Taleb is on econtalk here talking about GMO crops among some other thing. A key passage with Russ is as follows:
The question now I have is that: Where is the evidence that this GMO process is a fat-tailed process rather than a thing-tailed process? Guest: The first thing you’ve got to–when you think of are we in fat-tailed or thin-tailed domains is look the other way and say, ‘What is the evidence that we are in a thin-tailed domain?
Taleb is interesting because he emphasizes themes, like tail risk, that most others ignore, indeed most others (including me) can’t even talk about intelligently. I’m not sure Taleb can either but he’s heroic for trying.
I can see both sides. On the one hand tail risk is really important, on the other hand without an intellectual framework for processing it, there isn’t much to say or do, Taleb’s voluminous speaking and writing notwithstanding. His strategy, the precautionary principle goes something like this: if you think the downside is bad, like really really bad, don’t do it (no matter what the probability) . Well, don’t do it unless your can then convince yourself that it isn’t as bad as you once thought.
Hamming may agree with Taleb for all I know and indeed Hamming spends a lot of time writing about the pitfalls of complexity. But he also tells two stories where downsides are large but the tail (the probability of extreme outcomes) looks like it should be fat but instead is ambiguous.

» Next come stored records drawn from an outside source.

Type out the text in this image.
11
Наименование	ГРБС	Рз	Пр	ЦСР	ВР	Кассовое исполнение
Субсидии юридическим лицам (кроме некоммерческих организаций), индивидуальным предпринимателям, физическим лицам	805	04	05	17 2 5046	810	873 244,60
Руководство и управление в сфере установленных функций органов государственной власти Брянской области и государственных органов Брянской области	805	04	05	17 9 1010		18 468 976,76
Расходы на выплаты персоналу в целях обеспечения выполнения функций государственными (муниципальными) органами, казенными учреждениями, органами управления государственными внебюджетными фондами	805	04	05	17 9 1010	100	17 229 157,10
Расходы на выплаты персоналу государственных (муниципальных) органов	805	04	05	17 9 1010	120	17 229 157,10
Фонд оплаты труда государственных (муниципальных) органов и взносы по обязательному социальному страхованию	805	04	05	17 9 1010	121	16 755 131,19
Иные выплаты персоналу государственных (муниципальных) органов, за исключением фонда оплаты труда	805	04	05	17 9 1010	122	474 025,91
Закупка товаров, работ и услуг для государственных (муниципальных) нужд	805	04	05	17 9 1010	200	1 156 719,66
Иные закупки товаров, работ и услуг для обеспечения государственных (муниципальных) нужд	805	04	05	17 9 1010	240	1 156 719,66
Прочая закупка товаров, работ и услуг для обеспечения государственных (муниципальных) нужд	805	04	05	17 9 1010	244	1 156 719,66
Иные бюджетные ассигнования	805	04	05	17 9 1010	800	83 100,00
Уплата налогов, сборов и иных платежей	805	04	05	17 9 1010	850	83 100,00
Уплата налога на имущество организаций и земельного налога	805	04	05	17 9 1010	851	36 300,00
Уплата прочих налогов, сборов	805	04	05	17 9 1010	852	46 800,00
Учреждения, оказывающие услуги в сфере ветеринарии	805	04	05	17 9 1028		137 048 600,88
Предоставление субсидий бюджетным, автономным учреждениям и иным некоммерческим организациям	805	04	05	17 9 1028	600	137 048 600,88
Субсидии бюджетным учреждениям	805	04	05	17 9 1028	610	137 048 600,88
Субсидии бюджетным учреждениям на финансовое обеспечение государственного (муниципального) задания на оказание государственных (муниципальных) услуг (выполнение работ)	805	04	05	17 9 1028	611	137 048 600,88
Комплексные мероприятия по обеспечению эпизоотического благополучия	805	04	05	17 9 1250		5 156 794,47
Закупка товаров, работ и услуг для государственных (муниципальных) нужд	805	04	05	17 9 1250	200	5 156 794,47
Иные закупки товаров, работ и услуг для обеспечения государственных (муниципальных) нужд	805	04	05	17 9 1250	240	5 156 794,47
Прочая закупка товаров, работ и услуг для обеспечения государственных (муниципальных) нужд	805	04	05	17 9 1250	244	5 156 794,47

First, in calculating the trajectory of a missile, he found that his setting of the initial conditions of the launch didn’t matter. He tells the story as a counterpoint to GIGO,in that he inputted garbage and got out a solution that worked. The important insight is that small errors in course could be corrected by the missile’s own guidance system. There was a positive feedback loop.
Second story involves Los Alamos, in designing the atomic bomb. He found that many of their data were imprecise but he calculations were aqcurate:
But further examination showed as the “gadget” goes off, any one shell went up the curve and possibly at least partly down again, so any local error in the equation of state was approximately averaged out over its history. What was important to get from the equation of state was the curvature, and as already noted even it had only to be on the average correct. Hence garbage in, but accurate results out never-the-less!
These examples show what was loosely stated before; if there is feedback in the problem for the numbers used, then they need not necessarily be accurately known.
Taleb understands positive feedback loops and the law of large numbers and that systems can have the capacity for self-repair. I would say his solution to the precautionary principle (wait until you are sure it isn’t bad) actually requires one of these phenomena to be in place to avert catastrophe. So why not talk about the wonders of how nature builds resilience as well?
Maybe Taleb feels frustrated that discussion of tail risks in the mainstream does not do justice to the magnitude of downside in downside scenarios. So, this line of thinking goes, he doesn’t emphasize the resilience of systems because he’s trying to motivate people by telling scary stories.
I would hardly agree that’s necessary, watch CNN for a few hours to get a feel for how well covered scary things are. Taleb’s emphasis is somewhat smarter (or at least smarter sounding) than run-of-the-mill scare mongering. But does he achieve anything more than CNN with his “just don’t do it” advice?